ANTONIO PRATA
Estado de
graça
Devido
ao torpor gestacional, uma inédita mudança ocorreu em minha amada: ela deu para
me achar engraçado
Não
sei se são os hormônios, a emoção ou as toxinas liberadas pelo bebê, mas é fato
que durante a gravidez as mulheres padecem de um, digamos assim,
"handicap" cognitivo.

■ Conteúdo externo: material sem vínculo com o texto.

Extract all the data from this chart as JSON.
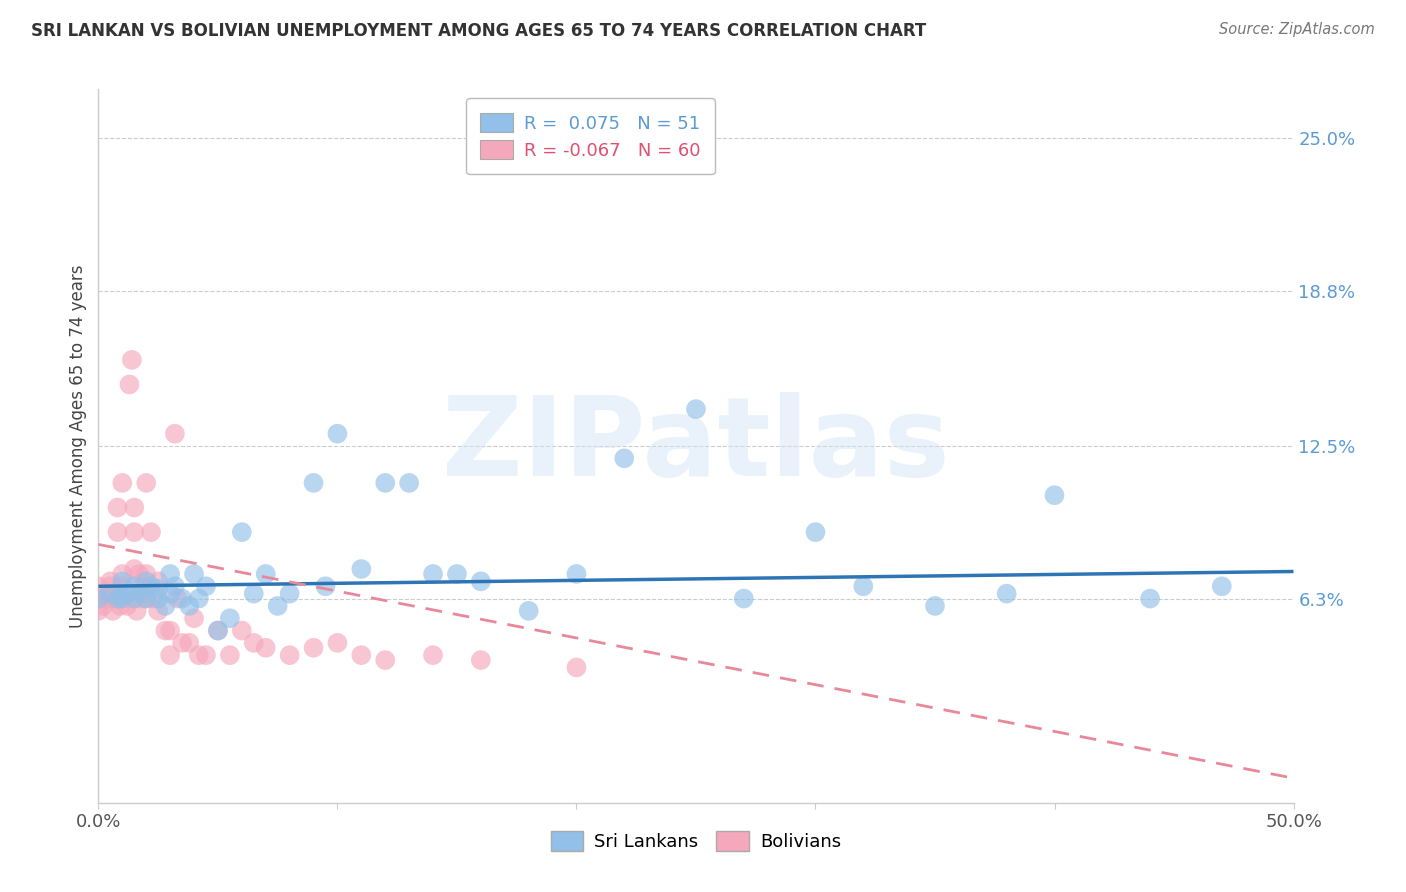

As queixas variam de gestante para gestante: há
quem fique esquecida, quem funcione mais devagar; uma amiga relatou sérias
dificuldades para acompanhar a trama de "Rei Leão", enquanto outra
foi encontrar as chaves do carro "guardadas" no congelador --a forma
de gelo, ela procura até hoje.
Para
a glória e felicidade deste que vos escreve, minha mulher vem enfrentando, há
sete meses e uma semana, semelhantes situações. Digo glória e felicidade não
apenas pela paternidade que se aproxima, resgatando-me desta vil existência
mortal e cadastrando-me na eternidade, mas porque, devido ao supracitado torpor
gestacional, uma inédita mudança ocorreu no córtex cerebral de minha amada: ela
deu para me achar engraçado.
Por
seis anos, usei de todos os artifícios para fazê-la rir --embalde. Não que ela
seja triste ou lhe falte humor, longe disso, é que se trata de uma pessoa mais
refinada do que eu --ou, pelo menos, do que minhas piadas. Gosta de ir a balés,
a exposições, adora filmes de países remotos, em que há mais diálogos do balido
das cabras com o silvo do vento do que entre seres humanos.
Não
estou sendo irônico: admiro muito seu gosto e toda vez que, procurando algo em
nosso iPod, tropeço num Tchaikovsky ou esbarro num Chopin, percebo o quanto ela
me fez crescer, evoluir. Não fosse ela, eu ainda estaria por aí --de moletom,
provavelmente-- dizendo coisas como: "É pavê ou pacomê?!".
Ter
em casa tão implacável crítica fez de mim, modéstia à parte, um Stalone em
"Rocky IV" treinando na neve, um Daniel San em "Karatê Kid"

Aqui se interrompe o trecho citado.